Posterior Shoulder Stretch
Cross Body Stretch

Strengthening the rotator cuff and shoulder blade muscles is important to build arm strength while resting from throwing.  Weakness of the rotator cuff muscles has been shown to be a risk factor for shoulder and elbow injury in adolescent pitchers.  Youth baseball players should demonstrate full pain-free strength of the rotator cuff muscles before throwing is resumed.  Sidelying external rotation and prone horizontal abduction exercises target the posterior rotator cuff muscles which are often weak in young throwers.  It is also important for athletes to strengthen the lower body and core musculature.  Weakness in these areas will result in increased stress transferred to the throwing arm.

#4 Throwing Programs Should be Undertaken after Arm Strength is Developed

Structured interval throwing programs allow for a safe transition back to play.  These programs are designed to replicate game conditions in a progressive and safe manner.  Because individual differences exist, these programs must be tailored to the injured athlete’s physical and emotional needs.  Omitting or rushing throwing programs often leads to recurrence of symptoms and delayed return to play.  Also, long toss throwing should be used judiciously due to increased rotational forces imposed on the healing growth plate.  Communication between the medical team and coaching staff is important to ensure the success of interval throwing programs.

#5 Flaws in Pitching Mechanics Should be Corrected Before Returning to Play

Before returning to unrestricted play, injured athletes should have their throwing mechanics assessed by a coach.  In particular, the rate of trunk and pelvis rotation during the acceleration phase of throwing has been linked to shoulder injuries in youth baseball players.  Hip-to-shoulder separation refers to the position of the hips relative to the shoulder just prior to the front foot contacting the ground.  Under ideal pitching mechanics, the hips are facing home plate and the shoulder continues to face towards third base in a right-handed pitcher.  This allows for the optimal transfer of force from the core to the throwing arm.  As fatigue increases, the hips and shoulder begin to rotate in unison resulting in an open hip-to-shoulder separation.  This loss of force transfer and power generation results in increased stress placed upon the shoulder and elbow.  This flaw should be corrected to reduce shoulder stress in the youth overhead athlete.

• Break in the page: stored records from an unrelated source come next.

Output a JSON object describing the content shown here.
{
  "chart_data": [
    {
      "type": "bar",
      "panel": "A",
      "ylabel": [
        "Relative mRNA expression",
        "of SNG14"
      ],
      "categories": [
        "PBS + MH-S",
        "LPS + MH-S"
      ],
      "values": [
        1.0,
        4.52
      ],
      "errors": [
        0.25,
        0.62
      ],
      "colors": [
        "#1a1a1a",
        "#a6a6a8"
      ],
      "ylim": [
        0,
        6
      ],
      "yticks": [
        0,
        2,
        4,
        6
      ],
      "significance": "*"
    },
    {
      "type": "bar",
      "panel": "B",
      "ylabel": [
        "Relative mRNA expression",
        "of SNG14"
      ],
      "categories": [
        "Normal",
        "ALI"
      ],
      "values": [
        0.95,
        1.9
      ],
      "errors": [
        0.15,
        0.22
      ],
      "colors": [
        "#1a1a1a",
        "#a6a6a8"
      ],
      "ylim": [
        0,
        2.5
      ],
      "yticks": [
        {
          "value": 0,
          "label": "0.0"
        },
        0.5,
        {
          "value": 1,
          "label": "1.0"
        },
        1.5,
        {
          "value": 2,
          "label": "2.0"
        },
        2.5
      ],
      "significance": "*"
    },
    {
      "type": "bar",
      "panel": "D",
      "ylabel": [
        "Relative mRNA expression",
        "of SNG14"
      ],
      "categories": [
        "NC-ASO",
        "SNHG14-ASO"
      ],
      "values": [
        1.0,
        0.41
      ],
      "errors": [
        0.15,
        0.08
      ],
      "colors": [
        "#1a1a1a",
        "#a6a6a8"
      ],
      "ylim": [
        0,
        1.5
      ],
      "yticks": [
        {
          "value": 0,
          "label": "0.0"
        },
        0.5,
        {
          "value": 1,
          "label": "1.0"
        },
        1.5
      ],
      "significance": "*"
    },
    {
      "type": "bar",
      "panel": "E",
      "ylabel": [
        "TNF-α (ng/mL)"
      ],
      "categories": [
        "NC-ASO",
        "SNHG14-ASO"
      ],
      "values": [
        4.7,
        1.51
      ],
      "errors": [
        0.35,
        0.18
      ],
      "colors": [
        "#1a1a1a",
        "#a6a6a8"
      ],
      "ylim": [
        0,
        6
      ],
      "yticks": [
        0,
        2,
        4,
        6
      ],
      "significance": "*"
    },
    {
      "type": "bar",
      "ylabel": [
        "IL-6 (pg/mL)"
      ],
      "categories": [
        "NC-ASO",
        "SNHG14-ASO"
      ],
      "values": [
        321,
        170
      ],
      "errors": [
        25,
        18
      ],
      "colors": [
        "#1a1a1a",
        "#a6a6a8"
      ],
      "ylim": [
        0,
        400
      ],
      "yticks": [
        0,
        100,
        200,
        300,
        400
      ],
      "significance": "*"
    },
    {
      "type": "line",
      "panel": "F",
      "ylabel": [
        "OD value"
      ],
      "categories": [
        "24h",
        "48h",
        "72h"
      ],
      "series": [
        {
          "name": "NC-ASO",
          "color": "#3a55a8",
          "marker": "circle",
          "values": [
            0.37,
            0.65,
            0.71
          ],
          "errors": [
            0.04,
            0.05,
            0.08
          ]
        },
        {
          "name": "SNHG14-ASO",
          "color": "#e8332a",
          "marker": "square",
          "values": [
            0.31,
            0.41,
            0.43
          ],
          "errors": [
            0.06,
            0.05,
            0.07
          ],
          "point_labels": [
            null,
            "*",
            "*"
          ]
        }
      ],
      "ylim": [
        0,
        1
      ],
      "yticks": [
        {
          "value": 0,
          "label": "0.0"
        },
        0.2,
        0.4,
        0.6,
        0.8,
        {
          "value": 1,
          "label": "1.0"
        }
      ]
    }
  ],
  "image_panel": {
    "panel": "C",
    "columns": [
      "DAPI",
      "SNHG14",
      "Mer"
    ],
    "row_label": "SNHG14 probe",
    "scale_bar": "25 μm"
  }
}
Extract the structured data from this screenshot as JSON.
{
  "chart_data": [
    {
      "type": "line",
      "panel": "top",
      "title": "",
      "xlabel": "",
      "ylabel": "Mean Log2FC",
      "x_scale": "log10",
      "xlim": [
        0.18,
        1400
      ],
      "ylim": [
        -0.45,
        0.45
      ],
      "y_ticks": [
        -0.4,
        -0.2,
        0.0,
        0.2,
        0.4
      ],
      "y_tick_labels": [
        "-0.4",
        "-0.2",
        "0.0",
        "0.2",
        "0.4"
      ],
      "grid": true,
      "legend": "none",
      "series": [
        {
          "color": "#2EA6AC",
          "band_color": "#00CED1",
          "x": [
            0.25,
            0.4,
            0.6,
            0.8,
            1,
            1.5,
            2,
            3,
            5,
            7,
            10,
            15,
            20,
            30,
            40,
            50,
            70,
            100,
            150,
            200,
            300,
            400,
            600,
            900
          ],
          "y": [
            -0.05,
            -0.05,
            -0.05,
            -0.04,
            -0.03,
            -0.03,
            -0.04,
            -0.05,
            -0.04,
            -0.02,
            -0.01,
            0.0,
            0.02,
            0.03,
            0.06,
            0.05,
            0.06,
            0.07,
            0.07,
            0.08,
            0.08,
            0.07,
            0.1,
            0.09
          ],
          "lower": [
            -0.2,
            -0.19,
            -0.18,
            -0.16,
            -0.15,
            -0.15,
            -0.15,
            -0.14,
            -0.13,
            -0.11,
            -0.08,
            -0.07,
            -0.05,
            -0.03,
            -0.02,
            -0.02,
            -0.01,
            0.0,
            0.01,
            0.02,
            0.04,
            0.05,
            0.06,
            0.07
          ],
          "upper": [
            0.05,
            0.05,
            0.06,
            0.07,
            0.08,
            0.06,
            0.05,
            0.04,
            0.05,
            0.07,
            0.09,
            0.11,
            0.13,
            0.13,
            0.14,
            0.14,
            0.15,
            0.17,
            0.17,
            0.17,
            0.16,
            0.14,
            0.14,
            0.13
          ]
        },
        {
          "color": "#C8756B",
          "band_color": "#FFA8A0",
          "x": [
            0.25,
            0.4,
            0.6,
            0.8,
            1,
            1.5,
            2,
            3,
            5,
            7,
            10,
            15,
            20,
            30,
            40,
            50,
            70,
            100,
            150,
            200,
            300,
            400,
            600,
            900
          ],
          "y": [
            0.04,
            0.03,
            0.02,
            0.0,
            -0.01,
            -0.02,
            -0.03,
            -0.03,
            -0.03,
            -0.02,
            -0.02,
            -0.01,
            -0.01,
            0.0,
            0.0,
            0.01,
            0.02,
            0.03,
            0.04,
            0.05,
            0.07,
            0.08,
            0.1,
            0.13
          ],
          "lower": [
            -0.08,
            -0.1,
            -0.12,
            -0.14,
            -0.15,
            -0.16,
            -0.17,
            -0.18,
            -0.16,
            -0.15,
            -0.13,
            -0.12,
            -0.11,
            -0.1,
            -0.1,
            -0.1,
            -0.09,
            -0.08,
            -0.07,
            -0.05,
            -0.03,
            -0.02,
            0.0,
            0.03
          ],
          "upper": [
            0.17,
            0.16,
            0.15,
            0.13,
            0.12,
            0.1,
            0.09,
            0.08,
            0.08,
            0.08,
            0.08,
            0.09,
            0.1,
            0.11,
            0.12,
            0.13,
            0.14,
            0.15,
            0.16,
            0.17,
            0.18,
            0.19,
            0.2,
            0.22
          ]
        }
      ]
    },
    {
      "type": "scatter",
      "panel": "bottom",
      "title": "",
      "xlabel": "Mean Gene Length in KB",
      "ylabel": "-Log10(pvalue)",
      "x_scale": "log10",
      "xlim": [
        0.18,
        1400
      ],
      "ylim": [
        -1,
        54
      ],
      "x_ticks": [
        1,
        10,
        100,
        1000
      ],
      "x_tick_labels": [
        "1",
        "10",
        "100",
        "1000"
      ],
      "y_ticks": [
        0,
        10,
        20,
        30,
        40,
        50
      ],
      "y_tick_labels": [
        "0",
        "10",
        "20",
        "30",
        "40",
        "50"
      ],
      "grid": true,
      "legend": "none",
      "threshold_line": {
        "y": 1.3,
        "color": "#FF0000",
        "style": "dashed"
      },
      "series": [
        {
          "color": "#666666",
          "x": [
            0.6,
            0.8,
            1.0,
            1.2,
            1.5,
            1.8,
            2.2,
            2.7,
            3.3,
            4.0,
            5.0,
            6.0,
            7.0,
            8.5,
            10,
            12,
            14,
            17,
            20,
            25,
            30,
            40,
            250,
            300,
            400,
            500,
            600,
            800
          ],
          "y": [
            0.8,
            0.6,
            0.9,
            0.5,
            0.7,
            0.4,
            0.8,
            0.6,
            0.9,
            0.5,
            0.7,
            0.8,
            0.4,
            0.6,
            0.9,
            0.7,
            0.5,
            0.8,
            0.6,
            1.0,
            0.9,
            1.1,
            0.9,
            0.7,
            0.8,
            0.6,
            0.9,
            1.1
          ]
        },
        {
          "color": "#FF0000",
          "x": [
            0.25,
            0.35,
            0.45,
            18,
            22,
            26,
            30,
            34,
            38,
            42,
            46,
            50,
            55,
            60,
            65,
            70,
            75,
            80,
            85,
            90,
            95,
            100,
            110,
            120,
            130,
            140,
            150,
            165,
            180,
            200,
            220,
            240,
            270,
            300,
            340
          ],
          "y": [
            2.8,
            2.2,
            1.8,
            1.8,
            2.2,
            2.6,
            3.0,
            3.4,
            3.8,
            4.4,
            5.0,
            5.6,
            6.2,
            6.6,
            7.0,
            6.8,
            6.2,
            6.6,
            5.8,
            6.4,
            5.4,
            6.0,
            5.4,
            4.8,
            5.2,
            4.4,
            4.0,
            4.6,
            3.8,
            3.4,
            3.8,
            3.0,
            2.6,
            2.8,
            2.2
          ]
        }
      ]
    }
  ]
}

Closing Thoughts on Little League Shoulder

Little League Shoulder usually resolves with 3-4 months of rest but symptom recurrence may occur.  It is important to not rush youth athletes back to throwing before their range of motion and strength are normalized.  Correcting any pitching mechanic flaws and a progressive throwing program is also required before unrestricted return to play.  Even after returning to play, close monitoring of athletes for at least 1 year is recommended to ensure the prevention of recurrence. Finally, current guidelines regarding pitch counts, rest, and activity modification should continue to be emphasized for long-term health.


  1. Harada M, Takahara M, Maruyama M, et al. Outcome of conservative treatment for Little League shoulder in young baseball players: Factors related to incomplete return to baseball and recurrence of pain. J Shoulder Elbow Surg. 2018;27:1-9.
  2. Heyworth BE, Kramer DE, Martin DJ, Micheli LJ, Kocher MS, Bae DS. Trends in the presentation, management, and outcomes of little league shoulder. Am J Sports Med. 2016;44(6):8-11.
  3. Sabick MB, Kim Y, Torry MR, Keirns MA, Hawkins RJ, Frcs C. Biomechanics of the shoulder in youth baseball pitchers implications for the development of proximal humeral epiphysiolysis and humeral retroversion. Am J Sports Med. 2005;33(11):1716-1722.